As they filtered out, Raizen let his knuckles brush the twin’s guard in thanks he didn’t say. The blade didn’t hum - not here. But in his palm the morning’s seam lived like a secret he would keep correctly.


At the threshold, a first-year with ink on her fingers blocked his path by accident, realized what she’d done, and tried to apologize with her whole body. "S-sorry, I just wanted to say - the way you stopped in the circle, how you didn’t go loud, it was - I mean I thought it had to be loud."


"It doesn’t" he said. "Loud breaks plates."


She blinked, then smiled like she’d been given permission to be the kind of person she already was. "Thank you" she said, and vanished into the current of uniforms.


Kori materialized at his shoulder without materializing at all and angled her head toward the far windows. "Don’t look up" she said, which of course made him want to. "Second-years have eyes. Let them get bored thinking you’re boring."


"I’m very boring" he said.


"Lie better" she said. "Come on, you can control your dash and Eon in two days, but you can’t even properly lie?"

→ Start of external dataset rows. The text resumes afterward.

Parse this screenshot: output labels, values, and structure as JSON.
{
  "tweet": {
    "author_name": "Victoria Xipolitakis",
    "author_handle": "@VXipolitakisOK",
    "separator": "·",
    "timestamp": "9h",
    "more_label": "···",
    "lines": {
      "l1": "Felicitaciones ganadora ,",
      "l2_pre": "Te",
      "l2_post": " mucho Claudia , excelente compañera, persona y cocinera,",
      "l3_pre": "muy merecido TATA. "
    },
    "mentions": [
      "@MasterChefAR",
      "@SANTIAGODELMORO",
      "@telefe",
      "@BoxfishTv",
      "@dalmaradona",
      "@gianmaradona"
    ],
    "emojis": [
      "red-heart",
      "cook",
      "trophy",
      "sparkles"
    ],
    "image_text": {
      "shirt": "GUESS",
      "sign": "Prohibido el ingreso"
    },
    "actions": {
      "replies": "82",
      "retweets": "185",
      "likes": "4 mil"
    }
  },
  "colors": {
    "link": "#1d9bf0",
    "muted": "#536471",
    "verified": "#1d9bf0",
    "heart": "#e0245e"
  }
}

The Academy got louder around them - papers, footsteps, someone very earnestly arguing about trap ethics and being very earnestly wrong. The eight stringed themselves across the passage in the easy formation of people who were learning to carry each other without carrying each other’s weight. Kori peeled off to bully a faculty slate. The old woman wrote something on her board that would frighten chalk for a week. The walls went on being patient.


That night Raizen wrapped the right wrist the way Kori had shown him and didn’t try to be a comet with a kitchen knife. He stretched, he ate, he slept like a person who had decided to be a coward about the right things. The yes in his chest sat down by the door like a well-trained dog.


Before dawn, he would be back in the hall. Not for applause. Not for spectacle. To make a line where a line wasn’t, and to ask a room that didn’t love anyone to keep saying yes.